Réagissant aux actes de vandalisme à Beyrouth, l'ancien Premier ministre Saad Hariri, qui critique sans cesse ces derniers jours le pouvoir, a dénoncé ceux qui ont commis les actes de violence, affirmant qu'ils ne représentent pas "la révolution". "Ceux qui ont organisé et perpétré les actes de vandalisme à Beyrouth ne partagent aucun des objectifs ou des valeurs de la révolution, a déclaré M. Hariri. Il s'agit de groupes qui se laissent piéger par le plan maudit de la sédition. Aux jeunes de la révolution je dis : ces attaques visent à retourner l'opinion publique contre les mouvements populaires et à court-circuiter les appels aux rassemblements. Faites attention aux infiltrés dans vos rangs et ceux qui accaparent vos revendications. Aux gens au pouvoir et aux sponsors des hommes à motos (allusion aux partisans du Hezbollah et du mouvement Amal, NDLR) je dis: Beyrouth n'est le défouloir de personne. Ne forcez pas les habitants à protéger leurs biens par leurs propres moyens. Cela est votre responsabilité.

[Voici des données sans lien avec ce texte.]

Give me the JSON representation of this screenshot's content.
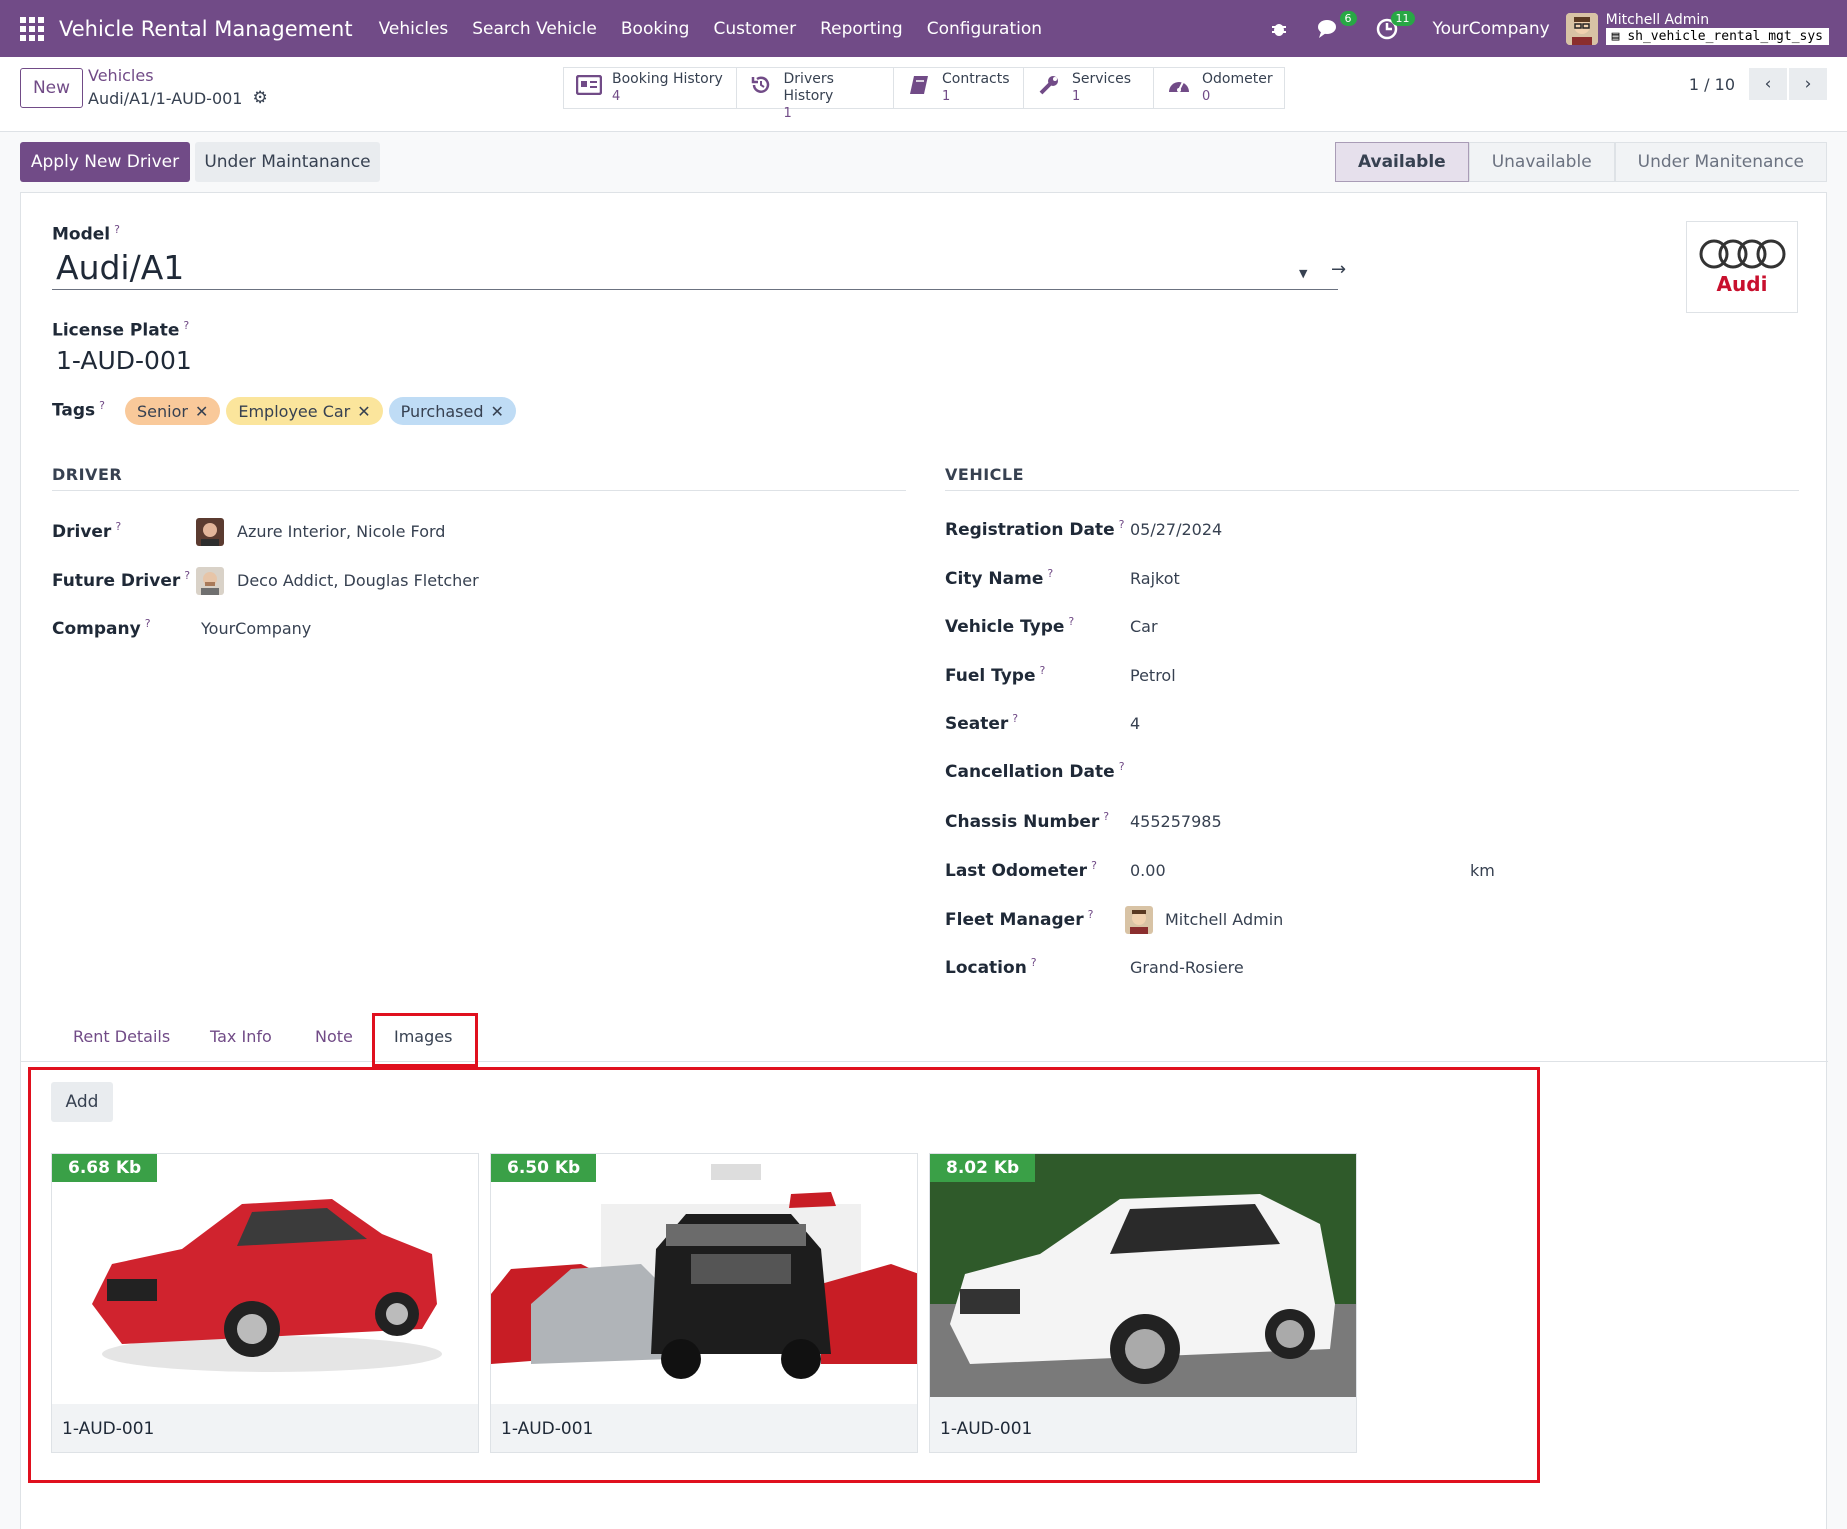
{
  "navbar": {
    "app_title": "Vehicle Rental Management",
    "menu": [
      "Vehicles",
      "Search Vehicle",
      "Booking",
      "Customer",
      "Reporting",
      "Configuration"
    ],
    "messages_count": "6",
    "activities_count": "11",
    "company": "YourCompany",
    "user_name": "Mitchell Admin",
    "database": "sh_vehicle_rental_mgt_sys",
    "color": "#714b87"
  },
  "control_panel": {
    "new_label": "New",
    "breadcrumb_parent": "Vehicles",
    "breadcrumb_current": "Audi/A1/1-AUD-001",
    "smart_buttons": [
      {
        "label": "Booking History",
        "value": "4",
        "icon": "id-card-icon"
      },
      {
        "label": "Drivers History",
        "value": "1",
        "icon": "history-icon"
      },
      {
        "label": "Contracts",
        "value": "1",
        "icon": "book-icon"
      },
      {
        "label": "Services",
        "value": "1",
        "icon": "wrench-icon"
      },
      {
        "label": "Odometer",
        "value": "0",
        "icon": "tachometer-icon"
      }
    ],
    "pager": "1 / 10"
  },
  "status_bar": {
    "apply_driver": "Apply New Driver",
    "under_maintanance": "Under Maintanance",
    "stages": [
      "Available",
      "Unavailable",
      "Under Manitenance"
    ],
    "active_stage": "Available"
  },
  "form": {
    "model_label": "Model",
    "model_value": "Audi/A1",
    "logo_text": "Audi",
    "license_plate_label": "License Plate",
    "license_plate_value": "1-AUD-001",
    "tags_label": "Tags",
    "tags": [
      {
        "name": "Senior",
        "color": "#f9c99a"
      },
      {
        "name": "Employee Car",
        "color": "#fbe59c"
      },
      {
        "name": "Purchased",
        "color": "#bfdcf5"
      }
    ],
    "driver_section": "DRIVER",
    "driver_label": "Driver",
    "driver_value": "Azure Interior, Nicole Ford",
    "future_driver_label": "Future Driver",
    "future_driver_value": "Deco Addict, Douglas Fletcher",
    "company_label": "Company",
    "company_value": "YourCompany",
    "vehicle_section": "VEHICLE",
    "registration_date_label": "Registration Date",
    "registration_date_value": "05/27/2024",
    "city_label": "City Name",
    "city_value": "Rajkot",
    "vehicle_type_label": "Vehicle Type",
    "vehicle_type_value": "Car",
    "fuel_type_label": "Fuel Type",
    "fuel_type_value": "Petrol",
    "seater_label": "Seater",
    "seater_value": "4",
    "cancellation_label": "Cancellation Date",
    "cancellation_value": "",
    "chassis_label": "Chassis Number",
    "chassis_value": "455257985",
    "odometer_label": "Last Odometer",
    "odometer_value": "0.00",
    "odometer_unit": "km",
    "fleet_manager_label": "Fleet Manager",
    "fleet_manager_value": "Mitchell Admin",
    "location_label": "Location",
    "location_value": "Grand-Rosiere"
  },
  "tabs": [
    "Rent Details",
    "Tax Info",
    "Note",
    "Images"
  ],
  "active_tab": "Images",
  "images": {
    "add_label": "Add",
    "items": [
      {
        "size": "6.68 Kb",
        "caption": "1-AUD-001",
        "desc": "red sedan"
      },
      {
        "size": "6.50 Kb",
        "caption": "1-AUD-001",
        "desc": "car lineup"
      },
      {
        "size": "8.02 Kb",
        "caption": "1-AUD-001",
        "desc": "white SUV"
      }
    ]
  }
}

Nous ne resterons pas les bras croisés face au saccage de la capitale". Saad Hariri a effectué une tournée en journée, auprès de ces commerces vandalisés dans le centre-ville de Beyrouth, avant de se recueillir, quelques mètres plus loin, devant la tombe de son père, l'ancien Premier ministre Rafic Hariri, assassiné le 14 février 2005 dans un attentat à la bombe.
Après sa tournée dans Beyrouth, M. Hariri a réagi sur ce qu'il s'est passé à Tripoli. "Ce que subit Tripoli la bien-aimée en termes de vandalisme et d'atteintes aux moyens de subsistance de ses habitants n'est pas différent de ce qui se passe à Beyrouth", a écrit le leader du Futur sur son compte Twitter. "L’État est appelé à prendre ses responsabilités, comme à Beyrouth et dans tout le Liban", a-t-il ajouté.

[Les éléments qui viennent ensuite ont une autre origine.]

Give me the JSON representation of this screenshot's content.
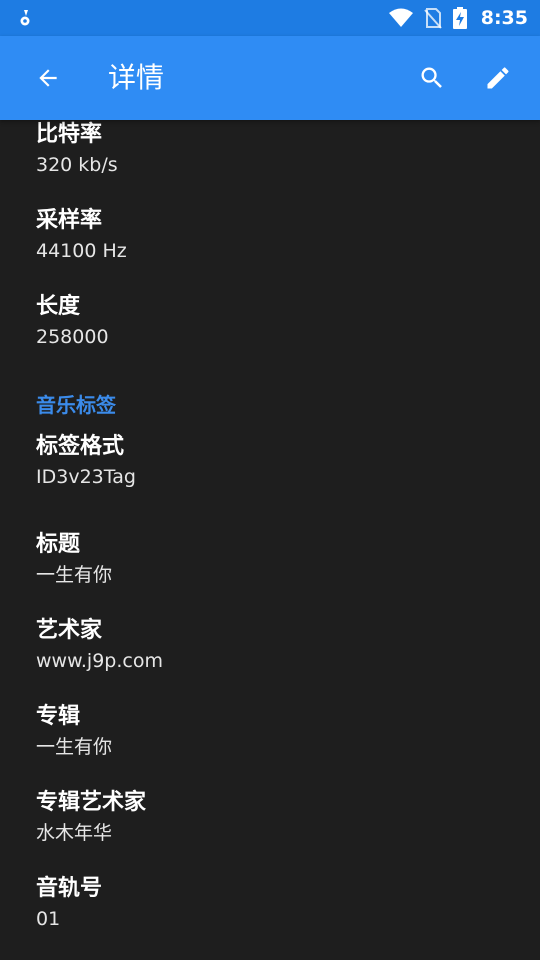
{
  "status_bar": {
    "time": "8:35"
  },
  "app_bar": {
    "title": "详情",
    "back_icon": "arrow-back-icon",
    "search_icon": "search-icon",
    "edit_icon": "pencil-icon"
  },
  "colors": {
    "accent": "#2f8cf4",
    "status_bar": "#1e7ce3",
    "background": "#1e1e1e",
    "section": "#3b8bea"
  },
  "audio_info": [
    {
      "label": "比特率",
      "value": "320 kb/s"
    },
    {
      "label": "采样率",
      "value": "44100 Hz"
    },
    {
      "label": "长度",
      "value": "258000"
    }
  ],
  "tags_section": {
    "header": "音乐标签",
    "items": [
      {
        "label": "标签格式",
        "value": "ID3v23Tag"
      },
      {
        "label": "标题",
        "value": "一生有你"
      },
      {
        "label": "艺术家",
        "value": "www.j9p.com"
      },
      {
        "label": "专辑",
        "value": "一生有你"
      },
      {
        "label": "专辑艺术家",
        "value": "水木年华"
      },
      {
        "label": "音轨号",
        "value": "01"
      }
    ]
  }
}
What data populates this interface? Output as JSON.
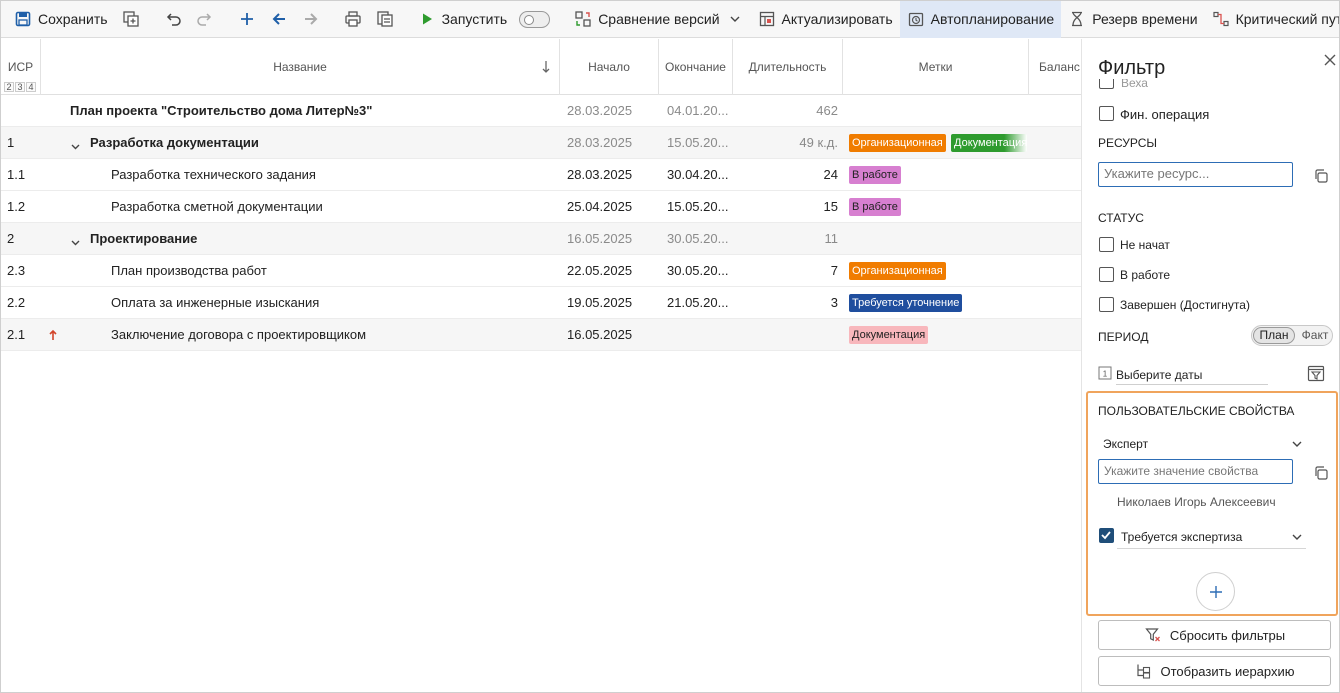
{
  "toolbar": {
    "save": "Сохранить",
    "run": "Запустить",
    "compare": "Сравнение версий",
    "actualize": "Актуализировать",
    "autoplan": "Автопланирование",
    "reserve": "Резерв времени",
    "critical": "Критический путь"
  },
  "columns": {
    "wbs": "ИСР",
    "name": "Название",
    "start": "Начало",
    "end": "Окончание",
    "duration": "Длительность",
    "tags": "Метки",
    "balance": "Баланс",
    "levels": [
      "2",
      "3",
      "4"
    ]
  },
  "rows": [
    {
      "wbs": "",
      "name": "План проекта \"Строительство дома Литер№3\"",
      "start": "28.03.2025",
      "end": "04.01.20...",
      "duration": "462"
    },
    {
      "wbs": "1",
      "name": "Разработка документации",
      "start": "28.03.2025",
      "end": "15.05.20...",
      "duration": "49 к.д.",
      "tag1": "Организационная",
      "tag2": "Документация"
    },
    {
      "wbs": "1.1",
      "name": "Разработка технического задания",
      "start": "28.03.2025",
      "end": "30.04.20...",
      "duration": "24",
      "tag1": "В работе"
    },
    {
      "wbs": "1.2",
      "name": "Разработка сметной документации",
      "start": "25.04.2025",
      "end": "15.05.20...",
      "duration": "15",
      "tag1": "В работе"
    },
    {
      "wbs": "2",
      "name": "Проектирование",
      "start": "16.05.2025",
      "end": "30.05.20...",
      "duration": "11"
    },
    {
      "wbs": "2.3",
      "name": "План производства работ",
      "start": "22.05.2025",
      "end": "30.05.20...",
      "duration": "7",
      "tag1": "Организационная"
    },
    {
      "wbs": "2.2",
      "name": "Оплата за инженерные изыскания",
      "start": "19.05.2025",
      "end": "21.05.20...",
      "duration": "3",
      "tag1": "Требуется уточнение"
    },
    {
      "wbs": "2.1",
      "name": "Заключение договора с проектировщиком",
      "start": "16.05.2025",
      "end": "",
      "duration": "",
      "tag1": "Документация"
    }
  ],
  "colors": {
    "org": "#f07c00",
    "doc": "#2e9b2e",
    "work": "#d77fd0",
    "clarify": "#1f4e9e",
    "doc_pink": "#f8b7bc",
    "highlight": "#f0a45c",
    "accent": "#2d6db5"
  },
  "filter": {
    "title": "Фильтр",
    "milestone": "Веха",
    "fin_op": "Фин. операция",
    "resources_title": "РЕСУРСЫ",
    "resource_placeholder": "Укажите ресурс...",
    "status_title": "СТАТУС",
    "status_not_started": "Не начат",
    "status_in_work": "В работе",
    "status_done": "Завершен (Достигнута)",
    "period_title": "ПЕРИОД",
    "period_plan": "План",
    "period_fact": "Факт",
    "dates_placeholder": "Выберите даты",
    "custom_title": "ПОЛЬЗОВАТЕЛЬСКИЕ СВОЙСТВА",
    "property1": "Эксперт",
    "property_placeholder": "Укажите значение свойства",
    "property_value": "Николаев Игорь Алексеевич",
    "property2": "Требуется экспертиза",
    "reset": "Сбросить фильтры",
    "hierarchy": "Отобразить иерархию"
  }
}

"Pourquoi s'en prendre à Beyrouth, la ville de la pensée, de la diversité, de l'écriture, du théâtre et de la musique, le Beyrouth de la convergence et du dialogue, de la résistance et des révolutions, Beyrouth le refuge des opprimés, et le carrefour des civilisations ?", s'est interrogé le leader druze Walid Joumblatt, dans une ode à la capitale libanaise.

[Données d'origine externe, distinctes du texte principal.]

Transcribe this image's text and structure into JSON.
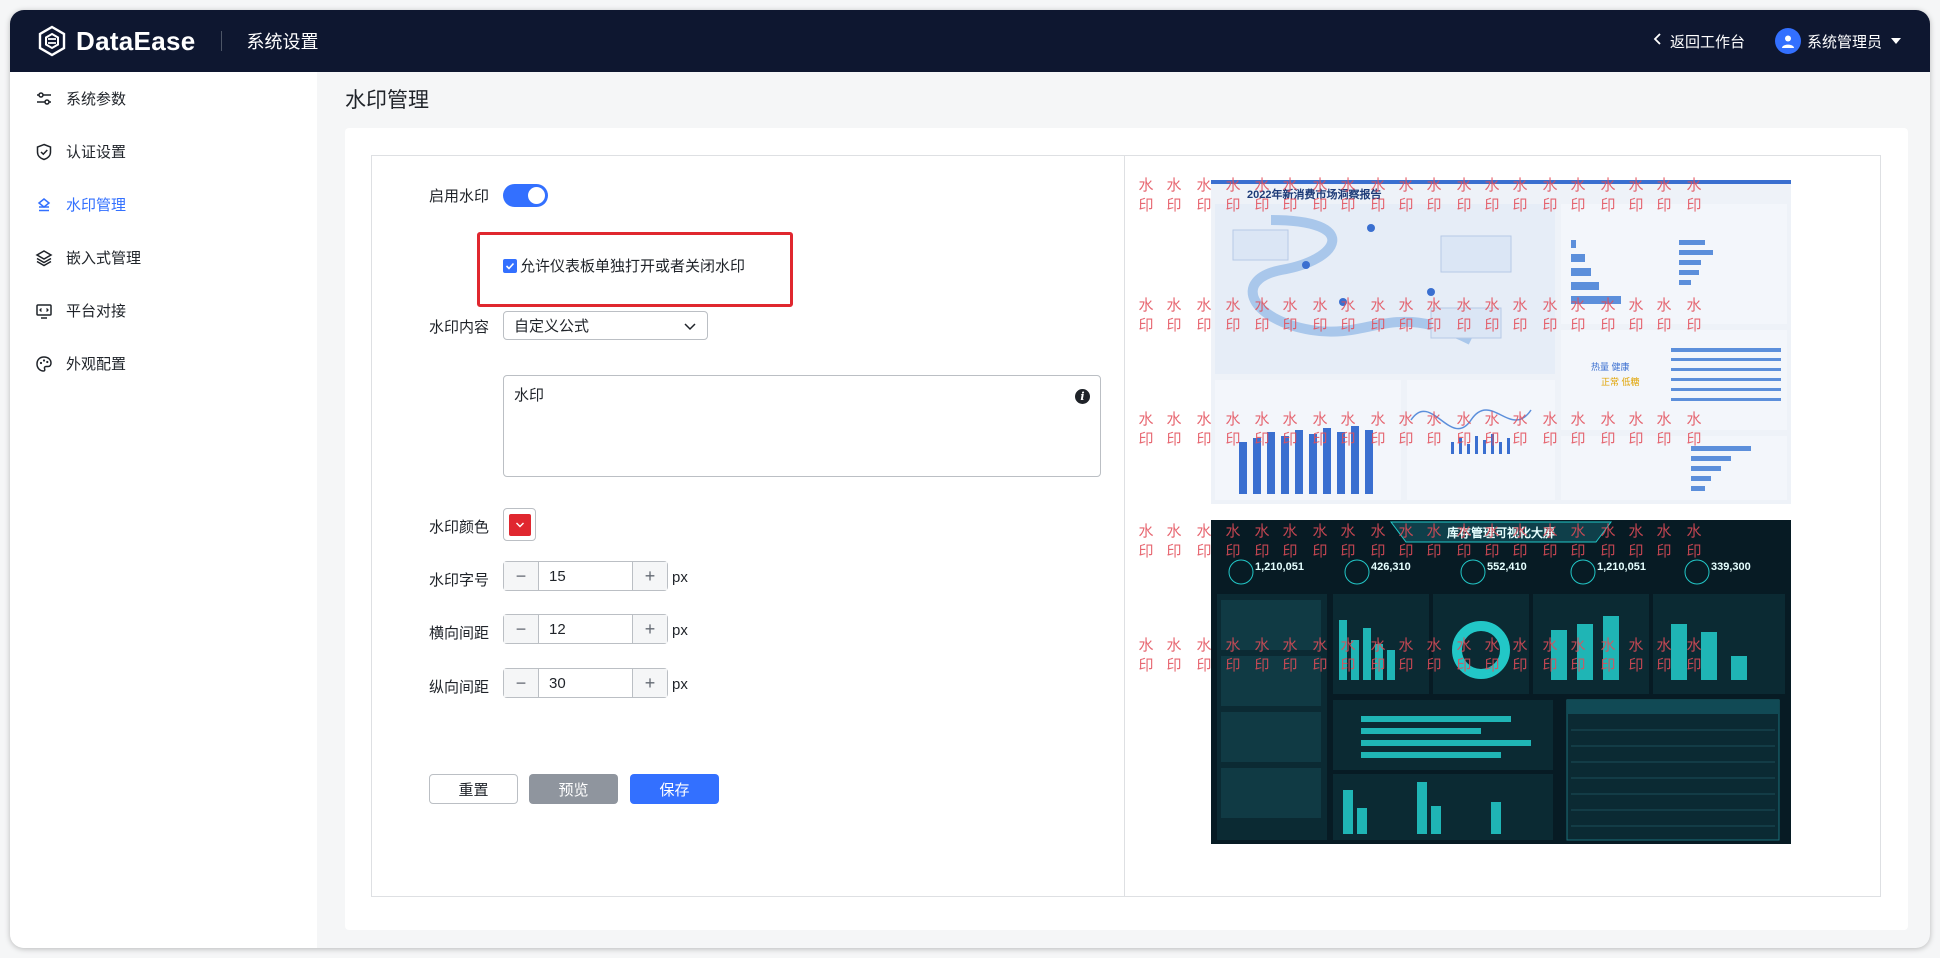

Le mufti de la République, le cheikh Abdel Latif Deriane, a également condamné les actes de violence de vendredi soir à Beyrouth. "Les casseurs à Beyrouth doivent être arrêtés et déférés devant la justice afin qu'ils soient punis et pour qu'ils servent de leçon aux autres", a estimé le cheikh Deriane, la plus haute instance sunnite du pays. Il a également affirmé que "l'Etat assume la responsabilité de ce qui s'est passé dans le centre-ville", appelant à "protéger les biens des gens".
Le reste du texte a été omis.